1 Introduction

Let \([n]=\{1,2,\dots , n\}\). Suppose that each \(i\in [n]\) is assigned a weight \(w_i\) such that \(\sum _{i=1}^n w_i\ge 0\). For each \(S\subseteq [n]\), let \(w(S)=\sum _{s\in S} w_s\). Let

$$\begin{aligned} \mathcal P([n], k, w)=\{ S\subseteq [n]\ :\ \vert S\vert =k\ \ and \ \ w(S)\ge 0\}. \end{aligned}$$

Theorem 1.1

If \(n\ge 4k\), then

$$\begin{aligned} \vert \mathcal P([n], k, w)\vert \ge \left( {\begin{array}{c}n-1\\ k-1\end{array}}\right) , \end{aligned}$$
(1.1)

for all w.

The above theorem was first conjectured by Manickam, Miklós and Singhi [8, 9]. Chowdhury [3] showed that Theorem 1.1 is true for \(k=3\) and with an improved bound of \(n\ge 11\). Marino and Chiaselotti [10] showed that the theorem is true for \(k\le 3\) and Manickam and Singhi [9] showed that the theorem is true when \(n\equiv 0 \mod k\). Some authors are able to show that Eq. (1.1) holds if n is large compared to k.

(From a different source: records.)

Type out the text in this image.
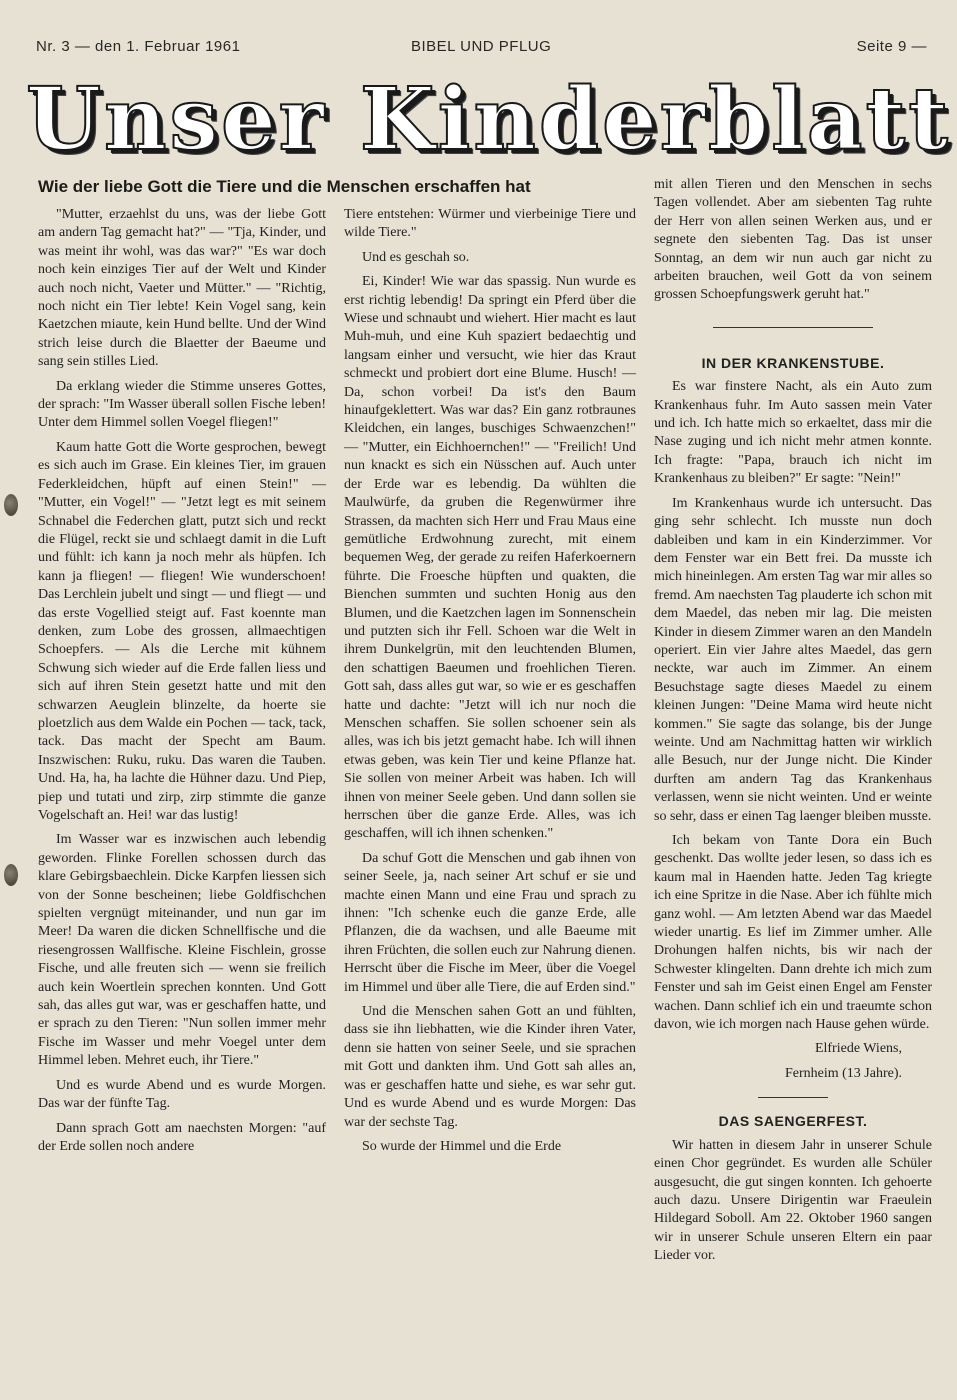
Nr. 3 — den 1. Februar 1961	BIBEL UND PFLUG	Seite 9 —
Unser Kinderblatt
Wie der liebe Gott die Tiere und die Menschen erschaffen hat

"Mutter, erzaehlst du uns, was der liebe Gott am andern Tag gemacht hat?" — "Tja, Kinder, und was meint ihr wohl, was das war?" "Es war doch noch kein einziges Tier auf der Welt und Kinder auch noch nicht, Vaeter und Mütter." — "Richtig, noch nicht ein Tier lebte! Kein Vogel sang, kein Kaetzchen miaute, kein Hund bellte. Und der Wind strich leise durch die Blaetter der Baeume und sang sein stilles Lied.

Da erklang wieder die Stimme unseres Gottes, der sprach: "Im Wasser überall sollen Fische leben! Unter dem Himmel sollen Voegel fliegen!"

Kaum hatte Gott die Worte gesprochen, bewegt es sich auch im Grase. Ein kleines Tier, im grauen Federkleidchen, hüpft auf einen Stein!" — "Mutter, ein Vogel!" — "Jetzt legt es mit seinem Schnabel die Federchen glatt, putzt sich und reckt die Flügel, reckt sie und schlaegt damit in die Luft und fühlt: ich kann ja noch mehr als hüpfen. Ich kann ja fliegen! — fliegen! Wie wunderschoen! Das Lerchlein jubelt und singt — und fliegt — und das erste Vogellied steigt auf. Fast koennte man denken, zum Lobe des grossen, allmaechtigen Schoepfers. — Als die Lerche mit kühnem Schwung sich wieder auf die Erde fallen liess und sich auf ihren Stein gesetzt hatte und mit den schwarzen Aeuglein blinzelte, da hoerte sie ploetzlich aus dem Walde ein Pochen — tack, tack, tack. Das macht der Specht am Baum. Inszwischen: Ruku, ruku. Das waren die Tauben. Und. Ha, ha, ha lachte die Hühner dazu. Und Piep, piep und tutati und zirp, zirp stimmte die ganze Vogelschaft an. Hei! war das lustig!

Im Wasser war es inzwischen auch lebendig geworden. Flinke Forellen schossen durch das klare Gebirgsbaechlein. Dicke Karpfen liessen sich von der Sonne bescheinen; liebe Goldfischchen spielten vergnügt miteinander, und nun gar im Meer! Da waren die dicken Schnellfische und die riesengrossen Wallfische. Kleine Fischlein, grosse Fische, und alle freuten sich — wenn sie freilich auch kein Woertlein sprechen konnten. Und Gott sah, das alles gut war, was er geschaffen hatte, und er sprach zu den Tieren: "Nun sollen immer mehr Fische im Wasser und mehr Voegel unter dem Himmel leben. Mehret euch, ihr Tiere."

Und es wurde Abend und es wurde Morgen. Das war der fünfte Tag.

Dann sprach Gott am naechsten Morgen: "auf der Erde sollen noch andere

Tiere entstehen: Würmer und vierbeinige Tiere und wilde Tiere."

Und es geschah so.

Ei, Kinder! Wie war das spassig. Nun wurde es erst richtig lebendig! Da springt ein Pferd über die Wiese und schnaubt und wiehert. Hier macht es laut Muh-muh, und eine Kuh spaziert bedaechtig und langsam einher und versucht, wie hier das Kraut schmeckt und probiert dort eine Blume. Husch! — Da, schon vorbei! Da ist's den Baum hinaufgeklettert. Was war das? Ein ganz rotbraunes Kleidchen, ein langes, buschiges Schwaenzchen!" — "Mutter, ein Eichhoernchen!" — "Freilich! Und nun knackt es sich ein Nüsschen auf. Auch unter der Erde war es lebendig. Da wühlten die Maulwürfe, da gruben die Regenwürmer ihre Strassen, da machten sich Herr und Frau Maus eine gemütliche Erdwohnung zurecht, mit einem bequemen Weg, der gerade zu reifen Haferkoernern führte. Die Froesche hüpften und quakten, die Bienchen summten und suchten Honig aus den Blumen, und die Kaetzchen lagen im Sonnenschein und putzten sich ihr Fell. Schoen war die Welt in ihrem Dunkelgrün, mit den leuchtenden Blumen, den schattigen Baeumen und froehlichen Tieren. Gott sah, dass alles gut war, so wie er es geschaffen hatte und dachte: "Jetzt will ich nur noch die Menschen schaffen. Sie sollen schoener sein als alles, was ich bis jetzt gemacht habe. Ich will ihnen etwas geben, was kein Tier und keine Pflanze hat. Sie sollen von meiner Arbeit was haben. Ich will ihnen von meiner Seele geben. Und dann sollen sie herrschen über die ganze Erde. Alles, was ich geschaffen, will ich ihnen schenken."

Da schuf Gott die Menschen und gab ihnen von seiner Seele, ja, nach seiner Art schuf er sie und machte einen Mann und eine Frau und sprach zu ihnen: "Ich schenke euch die ganze Erde, alle Pflanzen, die da wachsen, und alle Baeume mit ihren Früchten, die sollen euch zur Nahrung dienen. Herrscht über die Fische im Meer, über die Voegel im Himmel und über alle Tiere, die auf Erden sind."

Und die Menschen sahen Gott an und fühlten, dass sie ihn liebhatten, wie die Kinder ihren Vater, denn sie hatten von seiner Seele, und sie sprachen mit Gott und dankten ihm. Und Gott sah alles an, was er geschaffen hatte und siehe, es war sehr gut. Und es wurde Abend und es wurde Morgen: Das war der sechste Tag.

So wurde der Himmel und die Erde

mit allen Tieren und den Menschen in sechs Tagen vollendet. Aber am siebenten Tag ruhte der Herr von allen seinen Werken aus, und er segnete den siebenten Tag. Das ist unser Sonntag, an dem wir nun auch gar nicht zu arbeiten brauchen, weil Gott da von seinem grossen Schoepfungswerk geruht hat."

IN DER KRANKENSTUBE.

Es war finstere Nacht, als ein Auto zum Krankenhaus fuhr. Im Auto sassen mein Vater und ich. Ich hatte mich so erkaeltet, dass mir die Nase zuging und ich nicht mehr atmen konnte. Ich fragte: "Papa, brauch ich nicht im Krankenhaus zu bleiben?" Er sagte: "Nein!"

Im Krankenhaus wurde ich untersucht. Das ging sehr schlecht. Ich musste nun doch dableiben und kam in ein Kinderzimmer. Vor dem Fenster war ein Bett frei. Da musste ich mich hineinlegen. Am ersten Tag war mir alles so fremd. Am naechsten Tag plauderte ich schon mit dem Maedel, das neben mir lag. Die meisten Kinder in diesem Zimmer waren an den Mandeln operiert. Ein vier Jahre altes Maedel, das gern neckte, war auch im Zimmer. An einem Besuchstage sagte dieses Maedel zu einem kleinen Jungen: "Deine Mama wird heute nicht kommen." Sie sagte das solange, bis der Junge weinte. Und am Nachmittag hatten wir wirklich alle Besuch, nur der Junge nicht. Die Kinder durften am andern Tag das Krankenhaus verlassen, wenn sie nicht weinten. Und er weinte so sehr, dass er einen Tag laenger bleiben musste.

Ich bekam von Tante Dora ein Buch geschenkt. Das wollte jeder lesen, so dass ich es kaum mal in Haenden hatte. Jeden Tag kriegte ich eine Spritze in die Nase. Aber ich fühlte mich ganz wohl. — Am letzten Abend war das Maedel wieder unartig. Es lief im Zimmer umher. Alle Drohungen halfen nichts, bis wir nach der Schwester klingelten. Dann drehte ich mich zum Fenster und sah im Geist einen Engel am Fenster wachen. Dann schlief ich ein und traeumte schon davon, wie ich morgen nach Hause gehen würde.

Elfriede Wiens,

Fernheim (13 Jahre).

DAS SAENGERFEST.

Wir hatten in diesem Jahr in unserer Schule einen Chor gegründet. Es wurden alle Schüler ausgesucht, die gut singen konnten. Ich gehoerte auch dazu. Unsere Dirigentin war Fraeulein Hildegard Soboll. Am 22. Oktober 1960 sangen wir in unserer Schule unseren Eltern ein paar Lieder vor.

In fact, Manickam and Miklós [8] showed that Eq. (1.1) holds if \(n\ge (k-1)(k^k+k^2) +k\). Tyomkyn [12] improved the bound to \(n\ge k(4e \ln k)^k\). The first polynomial bound \(n\ge 33k^2\) was obtained by Alon et al. [1]. The bound was improved to \(n\ge 8k^2\) by Chowdhury et al. [4]. Frankl [5] gave a short proof with a bound of \(n\ge 3k^3/2\). A linear bound \(n\ge 10^{46}k\) was obtained by Pokrovskiy [11]. Finally, the theorem was proved by Blinovsky [2].

An analogue of Theorem 1.1 for vector spaces has been proved by Chowdhury et al. [4], Huang and Sudakov [6] and Ihringer [7]. In this paper, we will consider a version of the problem for certain function.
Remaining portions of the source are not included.